Вместе с тем Тевфик-бей не слишком сильно жаловался на внимание сына к антибиотикам. Хотя тот каждый день в большей или меньшей степени травил себя лекарствами, он все же продолжал жить. При этом с тех пор, как он поддался пустым опасениям, он избавился от излишнего любопытства, свойственного его натуре. Больше он не вытягивал манерно мизинец на правой руке «на длину четырех алифов»

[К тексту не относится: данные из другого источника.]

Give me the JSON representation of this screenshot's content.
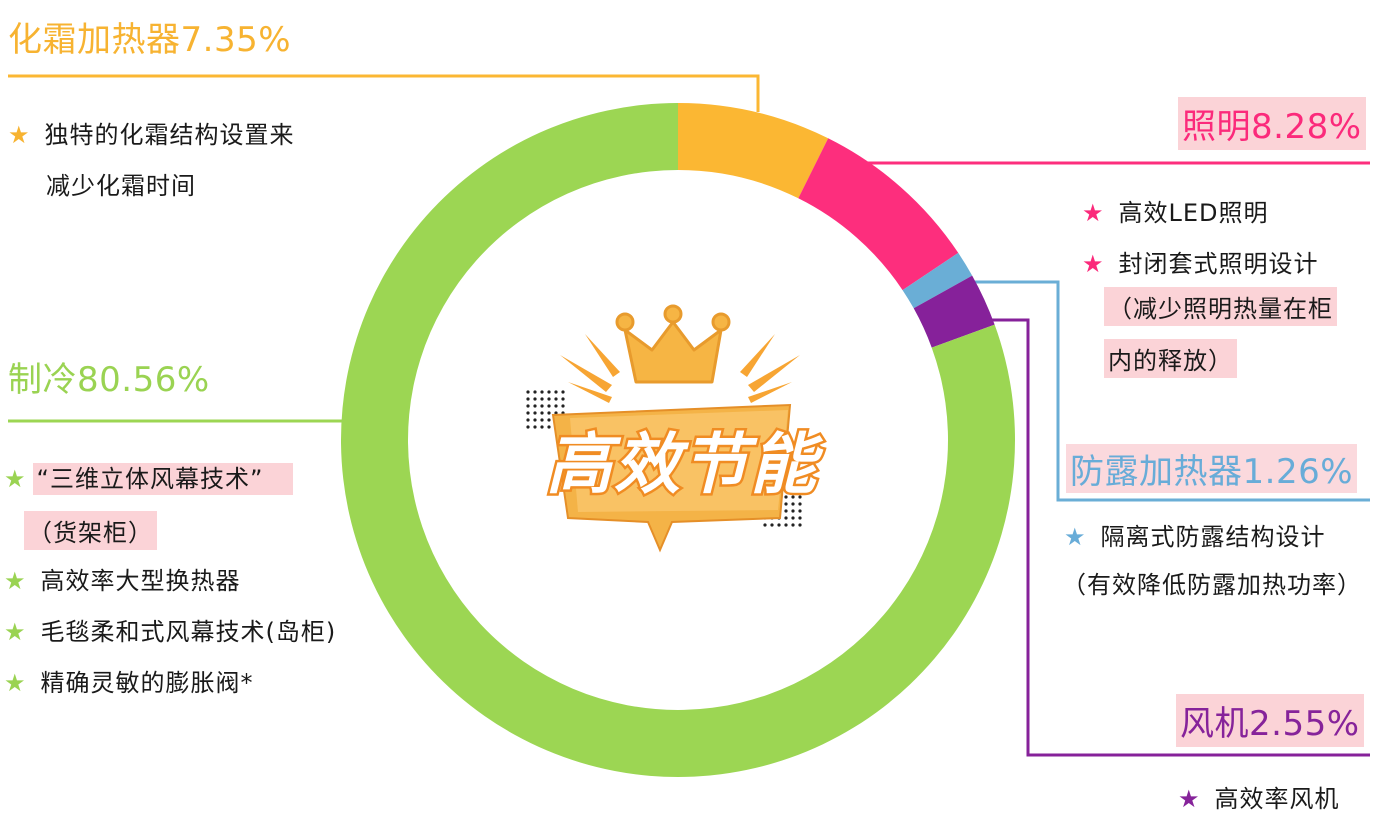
{
  "chart_data": {
    "type": "pie",
    "title": "",
    "center_label": "高效节能",
    "categories": [
      "化霜加热器",
      "照明",
      "防露加热器",
      "风机",
      "制冷"
    ],
    "values": [
      7.35,
      8.28,
      1.26,
      2.55,
      80.56
    ],
    "slices": [
      {
        "name": "化霜加热器",
        "value": 7.35,
        "label": "化霜加热器7.35%",
        "color": "#fbb733",
        "notes": [
          "独特的化霜结构设置来",
          "减少化霜时间"
        ]
      },
      {
        "name": "照明",
        "value": 8.28,
        "label": "照明8.28%",
        "color": "#fd2e7d",
        "notes": [
          "高效LED照明",
          "封闭套式照明设计",
          "（减少照明热量在柜",
          "内的释放）"
        ]
      },
      {
        "name": "防露加热器",
        "value": 1.26,
        "label": "防露加热器1.26%",
        "color": "#6aaed6",
        "notes": [
          "隔离式防露结构设计",
          "（有效降低防露加热功率）"
        ]
      },
      {
        "name": "风机",
        "value": 2.55,
        "label": "风机2.55%",
        "color": "#86219a",
        "notes": [
          "高效率风机"
        ]
      },
      {
        "name": "制冷",
        "value": 80.56,
        "label": "制冷80.56%",
        "color": "#9cd653",
        "notes": [
          "“三维立体风幕技术”",
          "（货架柜）",
          "高效率大型换热器",
          "毛毯柔和式风幕技术(岛柜)",
          "精确灵敏的膨胀阀*"
        ]
      }
    ],
    "star_icon": "star-icon",
    "badge_icon": "crown-icon"
  }
}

[96]; больше он не говорил о своей знакомой молодой графине из Толедо и ее матери, которая была совершенно charmante
[97]; не говорил он и о том, как ровны и чисты улицы Бухареста; как прекрасен пляж в Варне; больше он не расхваливал ту отличную гарсоньерку, которая удостоилась чести, что в нее однажды вечером привели служанку самой Мистангет
[98], когда он служил вторым секретарем посольства в Париже; не расхваливал пансион сразу за Вильгельмштрассе, где они нос к носу сталкивались с Эмилем Яннингсом
[99], когда тот с сигарой в зубах выходил пройтись после обеда, ведя за собой большую собаку. Он даже позабыл о блондинке с большими голубыми глазами из того пансиона, которая закапывала глаза каплями, безумно восхищалась Вагнером, а когда она читала наизусть Гейне, голос ее дрожал; он позабыл, что вместе они совершили бесподобное путешествие в Тироль, и все тюркю, которые он пел ей под луной. Все стерлось из его памяти: недельный отпуск, который он провел в шато одного бывшего османского подданного в нескольких часах езды от Пешта; те старые кресла с высокими спинками; охотничьи собаки, лошади, поле, на котором убирают хлеб, напоминавшее не столько настоящее поле, сколько декорацию из оперетты с участием Марты Эггерт
[100]; венские кофейни, изящных женщин, бесконечные разговоры о Моцарте — короче говоря, все разнообразные удовольствия от сладкой музыки и дешевых чувств. Сейчас он каждый вечер шел домой с тщательно сложенным элегантным свертком, в котором лежал очередной справочник по лекарствам; дома разворачивал обертку так, словно чистил неизвестный тропический фрукт, открывал справочник и принимался читать его с улыбкой и восхищением, со светом в глазах и улыбкой на губах, как бывает у истинных правоверных, когда они видят, как аккуратно, словно часы, по воле Бога работает Вселенная.
Мюмтаз знал Яшара по его и Ихсана общим друзьям в Париже и немного по визитам к Адиле-ханым. Яшар служил в Министерстве иностранных дел, и в 1925–1926 годах всем своим видом олицетворял самое блестящее будущее тех лет, однако с тех пор, как по причине предательства одного друга семьи он потерял должность советника-посланника в одной маленькой миссии, а еще точнее, с тех пор, как, вместо того чтобы отправиться в крупный европейский город на вакантную должность посланника, он поехал на должность первого секретаря в один из маленьких балканских городов, он начал говорить о подозрениях на болезнь, словно она была дана ему природой в качестве компенсации.